Après mon retour, je suis resté chez moi. Comme il fallait que je m'occupe, la seule chose que j'avais trouvé à faire, c'était m'acharner sur la gouvernante. Elle était si faible, si sensible. C'était la parfaite première cible. On m'avait pris pour un fou, alors j'allais rendre les gens fous. Les terroriser, leur montrer à quel point je les haïssais. J'ai commencé à la harceler lorsque j'ai eu dix ans et j'ai continué pendant un bon moment. Si mes parents n'avaient pas décidé de m'interner dans un établissement religieux lorsque j'ai eu treize ans, j'aurais mené la gouvernante au suicide en peu de temps. Elle pleurait chaque fois qu'elle me voyait et était devenue dépressive.
Il a donc fallu que je me rattrape et je suis rentré chez moi deux mois après que mes parents aient voulu se débarrasser de moi.
Je me souviens parfaitement de la réaction de la gouvernante lorsqu'elle m'avait ouvert la porte le jour de mon retour : elle était tombée à genoux et s'était mise à me supplier lamentablement de la laisser tranquille parce qu'elle ne voulait pas attenter à sa vie. Le tout accompagné de larmes. J'avais explosé de rire.
- Ce n'est pas pour vous que je suis revenu.
Elle s'était tuée quelques jours après.
Enfin... Après avoir parlé avec la gouvernante, j'avais enfoncé mes mains dans mes poches et m'étais dirigé d'un pied ferme vers la chambre de mes parents. A cette heure-ci, ils devaient y être. J'entendais leur voix derrière la porte alors plutôt que d'entrer, j'avais écouté leur conversation. Et je peux vous dire que ma haine n'est devenue que plus forte après ça.
- L'école m'a appelé. Linda, il est peut-être dans la maison en ce moment même.
- Je m'en fiche Maron.
- S'il te plait, ne mets pas la vie de ce bébé en danger.
- Et c'est en avortant que je le sauverais peut-être ?!
- Linda, cet enfant me fait peur, il me traumatise presque. Je ne voudrais pas que ce soit le cas pour ce futur bébé.
- Je n'ai pas peur de mon fils alors je n'avorterai pas.
J'ouvris la porte violemment, les mains dans les poches, le regard noir, un sourire mauvais sur le visage.
- Oh !
Maman ! Tu es enceinte ! Tu devrais écouter
Papa, tu sais.
Mon sourire disparut pour laisser apparaître un air plus sérieux, terrifiant presque, même pour un gosse de treize ans.

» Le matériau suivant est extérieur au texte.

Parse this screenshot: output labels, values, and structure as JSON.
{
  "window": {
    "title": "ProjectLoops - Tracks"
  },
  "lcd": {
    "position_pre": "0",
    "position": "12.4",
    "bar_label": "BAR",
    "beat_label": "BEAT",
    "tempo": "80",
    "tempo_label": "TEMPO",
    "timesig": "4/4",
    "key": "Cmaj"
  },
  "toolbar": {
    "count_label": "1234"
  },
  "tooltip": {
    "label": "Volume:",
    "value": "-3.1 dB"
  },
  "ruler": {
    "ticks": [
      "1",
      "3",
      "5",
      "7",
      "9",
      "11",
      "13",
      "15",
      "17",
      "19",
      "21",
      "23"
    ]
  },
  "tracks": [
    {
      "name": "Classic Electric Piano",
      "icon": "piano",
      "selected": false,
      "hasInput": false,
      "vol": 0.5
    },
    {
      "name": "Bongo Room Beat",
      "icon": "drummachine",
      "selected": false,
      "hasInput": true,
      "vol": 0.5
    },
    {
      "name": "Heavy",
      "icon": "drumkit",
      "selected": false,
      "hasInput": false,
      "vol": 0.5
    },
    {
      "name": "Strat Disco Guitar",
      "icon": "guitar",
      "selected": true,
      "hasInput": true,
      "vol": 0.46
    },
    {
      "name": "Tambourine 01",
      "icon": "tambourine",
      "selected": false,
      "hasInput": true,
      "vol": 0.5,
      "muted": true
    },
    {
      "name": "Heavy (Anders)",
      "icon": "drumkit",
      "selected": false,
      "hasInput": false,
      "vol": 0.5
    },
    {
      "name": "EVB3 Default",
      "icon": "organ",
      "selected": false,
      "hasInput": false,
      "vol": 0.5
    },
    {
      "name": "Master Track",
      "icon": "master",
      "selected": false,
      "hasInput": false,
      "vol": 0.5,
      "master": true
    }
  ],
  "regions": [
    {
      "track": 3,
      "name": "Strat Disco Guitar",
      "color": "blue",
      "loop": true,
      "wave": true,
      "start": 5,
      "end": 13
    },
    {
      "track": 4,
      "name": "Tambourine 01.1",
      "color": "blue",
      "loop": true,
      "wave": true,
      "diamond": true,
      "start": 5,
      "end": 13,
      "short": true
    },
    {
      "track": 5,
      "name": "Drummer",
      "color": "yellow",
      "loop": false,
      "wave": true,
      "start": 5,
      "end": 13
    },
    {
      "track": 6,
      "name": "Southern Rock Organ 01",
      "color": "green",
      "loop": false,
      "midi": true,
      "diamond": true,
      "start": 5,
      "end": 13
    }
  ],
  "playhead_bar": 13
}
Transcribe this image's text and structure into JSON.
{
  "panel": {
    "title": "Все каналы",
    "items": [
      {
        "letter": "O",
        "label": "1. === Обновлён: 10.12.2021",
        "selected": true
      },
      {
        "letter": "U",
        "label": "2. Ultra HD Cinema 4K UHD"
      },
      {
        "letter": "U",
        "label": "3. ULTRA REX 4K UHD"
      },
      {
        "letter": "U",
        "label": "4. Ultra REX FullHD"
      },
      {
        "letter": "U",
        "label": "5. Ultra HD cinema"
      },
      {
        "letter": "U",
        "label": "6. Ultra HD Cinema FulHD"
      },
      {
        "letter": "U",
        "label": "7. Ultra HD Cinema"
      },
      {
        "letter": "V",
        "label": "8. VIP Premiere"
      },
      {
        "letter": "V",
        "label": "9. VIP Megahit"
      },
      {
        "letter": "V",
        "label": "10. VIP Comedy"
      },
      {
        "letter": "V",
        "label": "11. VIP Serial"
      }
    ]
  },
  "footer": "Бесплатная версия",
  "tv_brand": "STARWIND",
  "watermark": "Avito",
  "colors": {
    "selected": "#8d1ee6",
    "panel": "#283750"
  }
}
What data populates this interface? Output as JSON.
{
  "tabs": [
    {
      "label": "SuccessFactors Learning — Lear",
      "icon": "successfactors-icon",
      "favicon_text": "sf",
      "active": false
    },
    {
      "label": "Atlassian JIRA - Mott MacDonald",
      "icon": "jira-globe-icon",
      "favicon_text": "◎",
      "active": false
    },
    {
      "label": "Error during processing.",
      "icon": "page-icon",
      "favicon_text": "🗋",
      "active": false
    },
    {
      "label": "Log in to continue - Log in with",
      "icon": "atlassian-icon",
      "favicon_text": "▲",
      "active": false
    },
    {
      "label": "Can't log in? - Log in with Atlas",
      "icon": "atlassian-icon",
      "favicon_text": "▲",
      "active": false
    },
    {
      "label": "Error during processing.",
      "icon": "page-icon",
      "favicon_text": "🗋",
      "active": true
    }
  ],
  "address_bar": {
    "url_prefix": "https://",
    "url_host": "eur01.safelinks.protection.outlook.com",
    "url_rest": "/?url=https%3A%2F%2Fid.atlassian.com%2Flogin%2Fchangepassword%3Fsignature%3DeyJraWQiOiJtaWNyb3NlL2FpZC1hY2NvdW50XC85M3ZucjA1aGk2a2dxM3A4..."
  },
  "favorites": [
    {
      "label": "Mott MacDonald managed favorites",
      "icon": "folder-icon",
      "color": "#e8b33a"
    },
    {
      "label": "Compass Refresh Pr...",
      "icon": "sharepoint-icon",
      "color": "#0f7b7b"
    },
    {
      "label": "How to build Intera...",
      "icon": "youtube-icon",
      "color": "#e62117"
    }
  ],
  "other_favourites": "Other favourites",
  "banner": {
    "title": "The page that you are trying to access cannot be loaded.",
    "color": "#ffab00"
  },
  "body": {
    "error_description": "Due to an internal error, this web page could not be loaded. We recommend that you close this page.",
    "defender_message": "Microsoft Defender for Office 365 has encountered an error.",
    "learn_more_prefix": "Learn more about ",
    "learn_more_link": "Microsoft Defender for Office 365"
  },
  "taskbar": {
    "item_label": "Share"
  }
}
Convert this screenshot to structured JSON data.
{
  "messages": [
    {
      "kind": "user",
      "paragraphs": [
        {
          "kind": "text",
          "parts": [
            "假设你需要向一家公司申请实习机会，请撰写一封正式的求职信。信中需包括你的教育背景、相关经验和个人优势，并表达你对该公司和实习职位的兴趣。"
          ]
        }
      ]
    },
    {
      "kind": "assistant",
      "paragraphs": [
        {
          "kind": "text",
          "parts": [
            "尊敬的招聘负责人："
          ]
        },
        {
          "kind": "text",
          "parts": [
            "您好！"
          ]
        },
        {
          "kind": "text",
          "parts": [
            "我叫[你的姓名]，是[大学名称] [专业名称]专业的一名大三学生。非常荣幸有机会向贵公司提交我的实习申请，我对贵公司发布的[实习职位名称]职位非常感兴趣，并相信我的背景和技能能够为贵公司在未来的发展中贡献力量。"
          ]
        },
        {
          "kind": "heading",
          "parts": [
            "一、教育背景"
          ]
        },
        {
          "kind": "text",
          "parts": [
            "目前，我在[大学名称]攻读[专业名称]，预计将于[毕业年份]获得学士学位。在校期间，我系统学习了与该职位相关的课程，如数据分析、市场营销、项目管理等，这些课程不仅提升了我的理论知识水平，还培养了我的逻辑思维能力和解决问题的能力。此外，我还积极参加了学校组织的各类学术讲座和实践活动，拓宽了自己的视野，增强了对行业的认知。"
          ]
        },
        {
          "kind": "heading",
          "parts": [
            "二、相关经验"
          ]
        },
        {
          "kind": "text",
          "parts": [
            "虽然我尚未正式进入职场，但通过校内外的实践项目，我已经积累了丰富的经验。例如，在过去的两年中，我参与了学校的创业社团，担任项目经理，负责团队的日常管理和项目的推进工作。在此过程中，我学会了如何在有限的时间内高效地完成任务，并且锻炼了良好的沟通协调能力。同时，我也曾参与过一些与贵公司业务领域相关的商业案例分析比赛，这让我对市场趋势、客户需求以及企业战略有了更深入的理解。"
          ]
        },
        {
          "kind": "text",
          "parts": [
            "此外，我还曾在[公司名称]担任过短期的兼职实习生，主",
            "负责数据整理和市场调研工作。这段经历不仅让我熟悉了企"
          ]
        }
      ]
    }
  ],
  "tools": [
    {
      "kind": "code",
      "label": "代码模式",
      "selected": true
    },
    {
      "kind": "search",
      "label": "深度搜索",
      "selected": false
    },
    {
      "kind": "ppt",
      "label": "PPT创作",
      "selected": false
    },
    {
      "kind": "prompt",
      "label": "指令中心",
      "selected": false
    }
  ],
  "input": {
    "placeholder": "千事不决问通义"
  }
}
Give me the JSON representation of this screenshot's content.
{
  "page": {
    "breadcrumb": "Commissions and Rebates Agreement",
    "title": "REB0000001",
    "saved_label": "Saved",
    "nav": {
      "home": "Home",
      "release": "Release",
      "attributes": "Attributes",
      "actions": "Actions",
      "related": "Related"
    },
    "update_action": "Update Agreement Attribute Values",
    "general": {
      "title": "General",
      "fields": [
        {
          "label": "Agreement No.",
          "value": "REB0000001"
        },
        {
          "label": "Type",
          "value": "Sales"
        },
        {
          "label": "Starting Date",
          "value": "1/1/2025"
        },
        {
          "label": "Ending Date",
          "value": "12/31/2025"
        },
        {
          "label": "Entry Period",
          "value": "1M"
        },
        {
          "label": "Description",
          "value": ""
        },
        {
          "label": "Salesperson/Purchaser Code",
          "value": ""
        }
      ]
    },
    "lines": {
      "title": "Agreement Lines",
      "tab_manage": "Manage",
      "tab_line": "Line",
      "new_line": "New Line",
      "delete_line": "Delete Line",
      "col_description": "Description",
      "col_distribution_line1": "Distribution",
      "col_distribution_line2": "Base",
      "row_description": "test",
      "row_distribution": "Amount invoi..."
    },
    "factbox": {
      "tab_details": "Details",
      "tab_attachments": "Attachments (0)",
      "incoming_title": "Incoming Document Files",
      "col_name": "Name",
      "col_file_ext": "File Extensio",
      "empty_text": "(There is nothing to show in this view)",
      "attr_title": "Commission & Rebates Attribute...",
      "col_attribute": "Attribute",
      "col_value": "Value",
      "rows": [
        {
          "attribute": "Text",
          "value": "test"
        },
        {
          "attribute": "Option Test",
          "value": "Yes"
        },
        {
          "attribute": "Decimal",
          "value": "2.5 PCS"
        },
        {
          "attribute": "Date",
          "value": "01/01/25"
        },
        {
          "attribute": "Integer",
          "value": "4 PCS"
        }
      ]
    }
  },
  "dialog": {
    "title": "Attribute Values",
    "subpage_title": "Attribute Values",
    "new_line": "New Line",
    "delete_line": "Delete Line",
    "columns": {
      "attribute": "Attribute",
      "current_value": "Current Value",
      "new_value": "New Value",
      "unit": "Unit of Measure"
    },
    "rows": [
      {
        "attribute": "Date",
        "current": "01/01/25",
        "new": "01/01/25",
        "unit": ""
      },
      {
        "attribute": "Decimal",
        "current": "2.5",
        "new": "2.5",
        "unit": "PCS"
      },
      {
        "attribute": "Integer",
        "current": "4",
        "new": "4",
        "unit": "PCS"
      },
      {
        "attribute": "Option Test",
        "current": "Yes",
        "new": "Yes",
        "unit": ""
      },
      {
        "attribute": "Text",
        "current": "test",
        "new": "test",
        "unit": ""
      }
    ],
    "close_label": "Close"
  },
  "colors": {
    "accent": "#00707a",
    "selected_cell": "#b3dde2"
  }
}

- Si ce bébé naissait, je m'occuperais moi même de le tuer.
Puis j'avais repris mon air de petit garçon souriant.
- J'en suis capable, vous le savez.
Et j'étais sorti de la chambre. Pour qui est-ce qu'ils me prenaient ? Ils pensaient réellement qu'ils serait en sécurité s'ils s'éloignaient de moi. Ils étaient stupides.
Mes parents sont les seuls responsables de la personne que je suis devenu. J'ai commencé un jeu avec eux. Plus ils auraient peur de moi, plus je salirais le nom des Jones. Il n'y devait y avoir que moi. J'avais un tas de chose à leur montrer et personne ne m'empecherait de le faire. Et je pensais vraiment ce que j'avais dit, je n'avais jamais eu l'habitude de revenir sur mes décisions. Les gens avaient une vraie raison de me détester à présent.
J'ai commencé à fumer et à boire lorsque j'ai eu quatorze ans. Par la suite, j'enchaînais les combats, les allers-retours chez les flics. Ce genre de chose m'avait rendu populaire dans les mauvais quartiers de Manhattan et je profitais de cette notoriété pour sortir avec filles et mecs comme je voulais. Ma famille, de l'arrière grand-père jusqu'au petit-fils, était homophobe. Savoir qu'un membre, et surtout le fils d'un avocat réputé mais aussi particulièrement pieux, était bisexuel était une véritable honte pour la famille. Mon père me le répétait souvent. Je me rappelle l'avoir frappé un jour pour ça, j'en avais assez de l'entendre parler.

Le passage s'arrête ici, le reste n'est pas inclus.